VIII. OFFICE OF FINANCIAL MANAGEMENT POPULATION PROJECTION
CCCU argues that the “the County failed to plan for the likely population growth, by
choosing a metric that is historically too low, when another [Office of Financial Management
(OFM)] projection was readily available.” Br. of CCCU at 34. We hold that the Board did not
err when it dismissed this argument.
The GMA requires counties to use population projections from the OFM for their
comprehensive plans and amendments. RCW 36.70A.110(2). For the 2016 Plan Update, the
OFM offered three population projections: high (681,135), medium (562,207), and low
(459,617). The County chose the medium population projection. In 2015 and during the update
process, OFM released its annual population and growth rate for the County, estimating the
County’s 2014 population to be approximately 451,000 and growing at a rate higher than the
2016 Plan Update projected.
Counties are required to use twenty-year population projections from the OFM for their
growth management comprehensive plans and amendments.

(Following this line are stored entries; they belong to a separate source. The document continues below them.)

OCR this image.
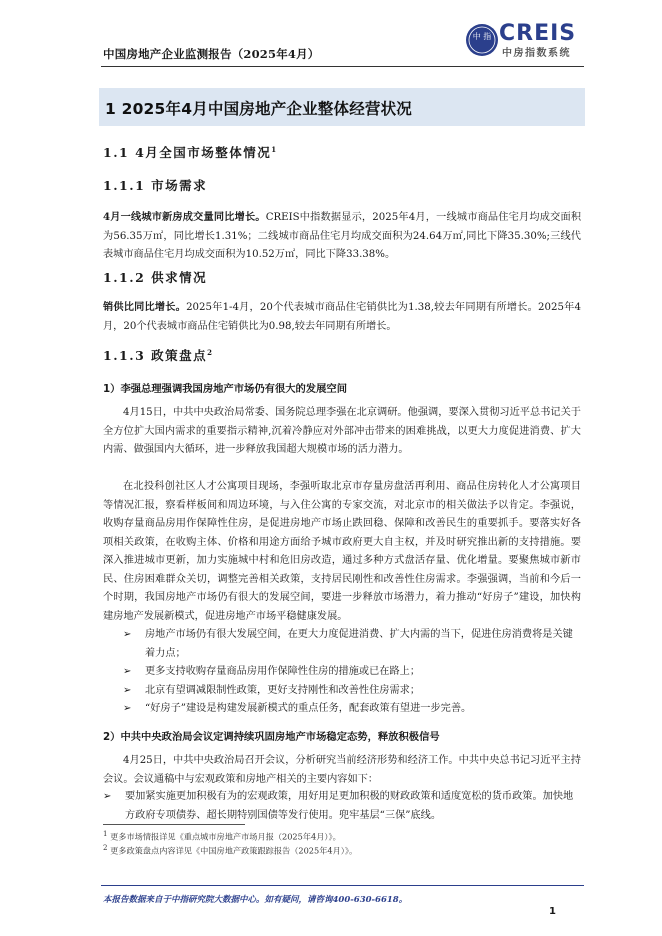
中国房地产企业监测报告（2025年4月）
中 指 CREIS
中房指数系统
1 2025年4月中国房地产企业整体经营状况
1.1 4月全国市场整体情况$^1$
1.1.1 市场需求
4月一线城市新房成交量同比增长。CREIS中指数据显示，2025年4月，一线城市商品住宅月均成交面积为56.35万㎡，同比增长1.31%；二线城市商品住宅月均成交面积为24.64万㎡,同比下降35.30%;三线代表城市商品住宅月均成交面积为10.52万㎡，同比下降33.38%。
1.1.2 供求情况
销供比同比增长。2025年1-4月，20个代表城市商品住宅销供比为1.38,较去年同期有所增长。2025年4月，20个代表城市商品住宅销供比为0.98,较去年同期有所增长。
1.1.3 政策盘点$^2$
1）李强总理强调我国房地产市场仍有很大的发展空间
4月15日，中共中央政治局常委、国务院总理李强在北京调研。他强调，要深入贯彻习近平总书记关于全方位扩大国内需求的重要指示精神,沉着冷静应对外部冲击带来的困难挑战，以更大力度促进消费、扩大内需、做强国内大循环，进一步释放我国超大规模市场的活力潜力。
在北投科创社区人才公寓项目现场，李强听取北京市存量房盘活再利用、商品住房转化人才公寓项目等情况汇报，察看样板间和周边环境，与入住公寓的专家交流，对北京市的相关做法予以肯定。李强说，收购存量商品房用作保障性住房，是促进房地产市场止跌回稳、保障和改善民生的重要抓手。要落实好各项相关政策，在收购主体、价格和用途方面给予城市政府更大自主权，并及时研究推出新的支持措施。要深入推进城市更新，加力实施城中村和危旧房改造，通过多种方式盘活存量、优化增量。要聚焦城市新市民、住房困难群众关切，调整完善相关政策，支持居民刚性和改善性住房需求。李强强调，当前和今后一个时期，我国房地产市场仍有很大的发展空间，要进一步释放市场潜力，着力推动“好房子”建设，加快构建房地产发展新模式，促进房地产市场平稳健康发展。
➢	房地产市场仍有很大发展空间，在更大力度促进消费、扩大内需的当下，促进住房消费将是关键着力点；
➢	更多支持收购存量商品房用作保障性住房的措施或已在路上；
➢	北京有望调减限制性政策，更好支持刚性和改善性住房需求；
➢	“好房子”建设是构建发展新模式的重点任务，配套政策有望进一步完善。
2）中共中央政治局会议定调持续巩固房地产市场稳定态势，释放积极信号
4月25日，中共中央政治局召开会议，分析研究当前经济形势和经济工作。中共中央总书记习近平主持会议。会议通稿中与宏观政策和房地产相关的主要内容如下：
➢	要加紧实施更加积极有为的宏观政策，用好用足更加积极的财政政策和适度宽松的货币政策。加快地方政府专项债券、超长期特别国债等发行使用。兜牢基层“三保”底线。
1 更多市场情报详见《重点城市房地产市场月报（2025年4月）》。
2 更多政策盘点内容详见《中国房地产政策跟踪报告（2025年4月）》。
本报告数据来自于中指研究院大数据中心。如有疑问，请咨询400-630-6618。
1
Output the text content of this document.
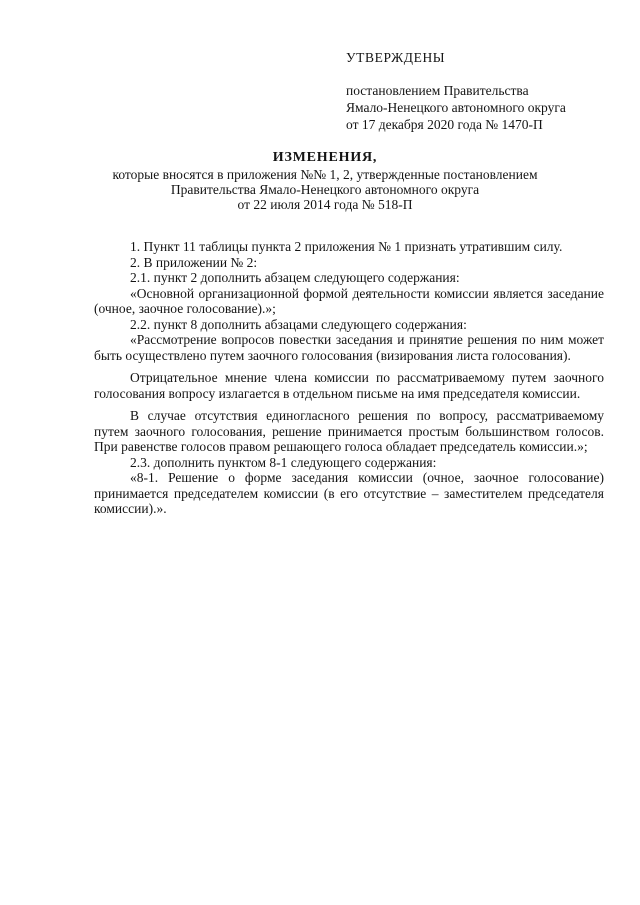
УТВЕРЖДЕНЫ
постановлением Правительства
Ямало-Ненецкого автономного округа
от 17 декабря 2020 года № 1470-П
ИЗМЕНЕНИЯ,
которые вносятся в приложения №№ 1, 2, утвержденные постановлением
Правительства Ямало-Ненецкого автономного округа
от 22 июля 2014 года № 518-П

1. Пункт 11 таблицы пункта 2 приложения № 1 признать утратившим силу.

2. В приложении № 2:

2.1. пункт 2 дополнить абзацем следующего содержания:

«Основной организационной формой деятельности комиссии является заседание (очное, заочное голосование).»;

2.2. пункт 8 дополнить абзацами следующего содержания:

«Рассмотрение вопросов повестки заседания и принятие решения по ним может быть осуществлено путем заочного голосования (визирования листа голосования).

Отрицательное мнение члена комиссии по рассматриваемому путем заочного голосования вопросу излагается в отдельном письме на имя председателя комиссии.

В случае отсутствия единогласного решения по вопросу, рассматриваемому путем заочного голосования, решение принимается простым большинством голосов. При равенстве голосов правом решающего голоса обладает председатель комиссии.»;

2.3. дополнить пунктом 8-1 следующего содержания:

«8-1. Решение о форме заседания комиссии (очное, заочное голосование) принимается председателем комиссии (в его отсутствие – заместителем председателя комиссии).».
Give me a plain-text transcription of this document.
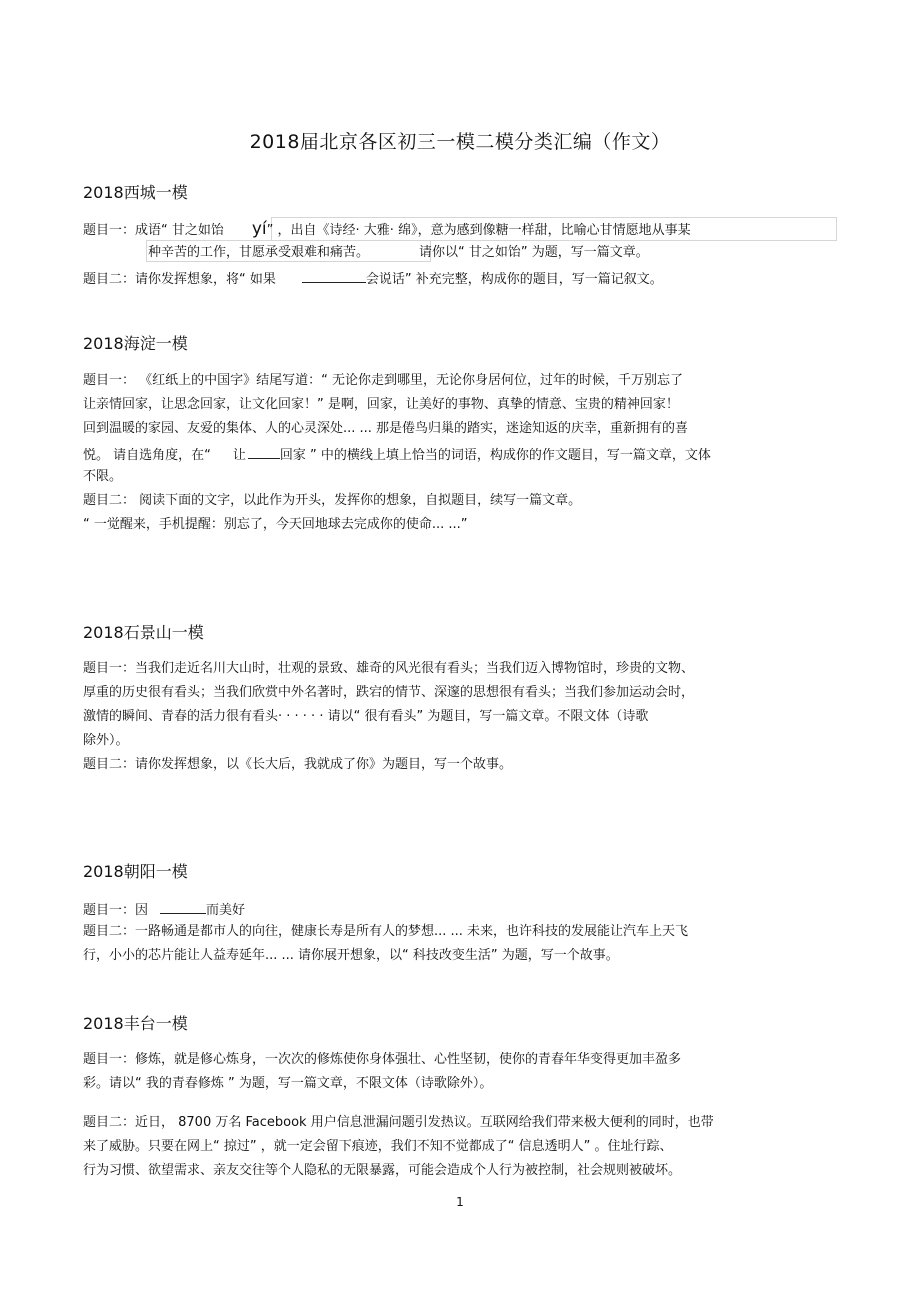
2018届北京各区初三一模二模分类汇编（作文）
2018西城一模
题目一：成语“ 甘之如饴 yí” ，出自《诗经· 大雅· 绵》，意为感到像糖一样甜，比喻心甘情愿地从事某
种辛苦的工作，甘愿承受艰难和痛苦。	请你以“ 甘之如饴” 为题，写一篇文章。
题目二：请你发挥想象，将“ 如果	会说话” 补充完整，构成你的题目，写一篇记叙文。
2018海淀一模
题目一： 《红纸上的中国字》结尾写道：“ 无论你走到哪里，无论你身居何位，过年的时候，千万别忘了
让亲情回家，让思念回家，让文化回家！” 是啊，回家，让美好的事物、真挚的情意、宝贵的精神回家！
回到温暖的家园、友爱的集体、人的心灵深处... ... 那是倦鸟归巢的踏实，迷途知返的庆幸，重新拥有的喜
悦。 请自选角度，在“ 让	回家 ” 中的横线上填上恰当的词语，构成你的作文题目，写一篇文章，文体
不限。
题目二： 阅读下面的文字，以此作为开头，发挥你的想象，自拟题目，续写一篇文章。
“ 一觉醒来，手机提醒：别忘了，今天回地球去完成你的使命... ...”
2018石景山一模
题目一：当我们走近名川大山时，壮观的景致、雄奇的风光很有看头；当我们迈入博物馆时，珍贵的文物、
厚重的历史很有看头；当我们欣赏中外名著时，跌宕的情节、深邃的思想很有看头；当我们参加运动会时，
激情的瞬间、青春的活力很有看头· · · · · · 请以“ 很有看头” 为题目，写一篇文章。不限文体（诗歌
除外）。
题目二：请你发挥想象，以《长大后，我就成了你》为题目，写一个故事。
2018朝阳一模
题目一：因	而美好
题目二：一路畅通是都市人的向往，健康长寿是所有人的梦想... ... 未来，也许科技的发展能让汽车上天飞
行，小小的芯片能让人益寿延年... ... 请你展开想象，以“ 科技改变生活” 为题，写一个故事。
2018丰台一模
题目一：修炼，就是修心炼身，一次次的修炼使你身体强壮、心性坚韧，使你的青春年华变得更加丰盈多
彩。请以“ 我的青春修炼 ” 为题，写一篇文章，不限文体（诗歌除外）。
题目二：近日， 8700 万名 Facebook 用户信息泄漏问题引发热议。互联网给我们带来极大便利的同时，也带
来了威胁。只要在网上“ 掠过” ，就一定会留下痕迹，我们不知不觉都成了“ 信息透明人” 。住址行踪、
行为习惯、欲望需求、亲友交往等个人隐私的无限暴露，可能会造成个人行为被控制，社会规则被破坏。
1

RCW 36.70A.110(2). The
legislature requires OFM to prepare the population projections and entrusts counties to plan
based on these OFM projections. Spokane County v. E. Wash. Growth Mgmt. Hr’gs Bd., 188
Wn. App. 467, 485, 353 P.3d 680 (2015). The OFM is required to provide counties with a high,
middle, and low population projection number for their planning processes. RCW 43.62.035.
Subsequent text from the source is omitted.